Entrou em vigor no Espírito Santo a lei que obriga estabelecimentos médico-veterinários a comunicarem indícios de maus-tratos contra animais. A norma, de autoria do deputado estadual Fabrício Gandini (PSD), amplia a rede de proteção animal e busca dar mais agilidade às denúncias e às investigações.

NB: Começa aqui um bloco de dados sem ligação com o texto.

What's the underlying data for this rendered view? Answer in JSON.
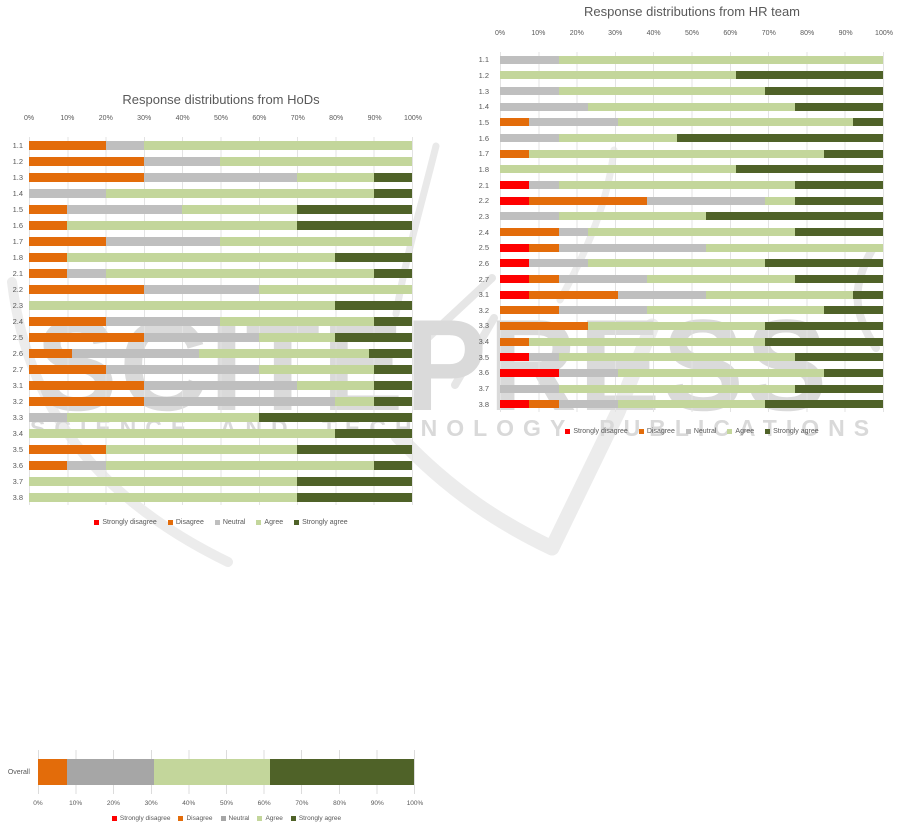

A Lei nº 12.653/2025 determina que clínicas, consultórios, hospitais veterinários, pet shops e unidades do setor informem imediatamente o Núcleo de Proteção aos Animais (NPA), vinculado à Delegacia de Meio Ambiente, sempre que identificarem sinais de violência.
Entre os indícios que exigem comunicação estão agressão, abandono, mutilação, envenenamento, estresse, pânico e desnutrição, envolvendo animais domésticos, domesticados, silvestres ou exóticos. A notificação pode ser feita por telefone ou meios físicos e digitais e deve conter informações que auxiliem na identificação do possível responsável.
Rede de vigilância mais ágil
Para Gandini, a medida transforma os estabelecimentos em pontos estratégicos de proteção. “Precisamos transformar cada clínica em um ponto de vigilância contra a violência. Quando houver qualquer indício de maus-tratos, a comunicação deve ser imediata. É uma ação concreta para proteger quem não pode se defender”, afirmou o parlamentar.
A lei busca reduzir o tempo entre a identificação do crime e a atuação policial, fortalecendo a prevenção e a responsabilização dos agressores. A expectativa é que a integração entre profissionais da área veterinária e as forças de segurança aumente o número de denúncias qualificadas e a eficácia das investigações.
O que você precisa saber
O que mudou: estabelecimentos veterinários são obrigados a denunciar indícios de maus-tratos.
Quem deve comunicar: clínicas, consultórios, hospitais veterinários e pet shops.
Para quem: Núcleo de Proteção aos Animais (NPA), ligado à Delegacia de Meio Ambiente.
Quais indícios: agressão, abandono, mutilação, envenenamento, estresse, pânico e desnutrição.
Abrangência: animais domésticos, silvestres e exóticos.
Como comunicar: telefone ou meios físicos e digitais, com dados que ajudem a identificar o responsável.
Lei: nº 12.653/2025, de autoria do deputado Fabrício Gandini.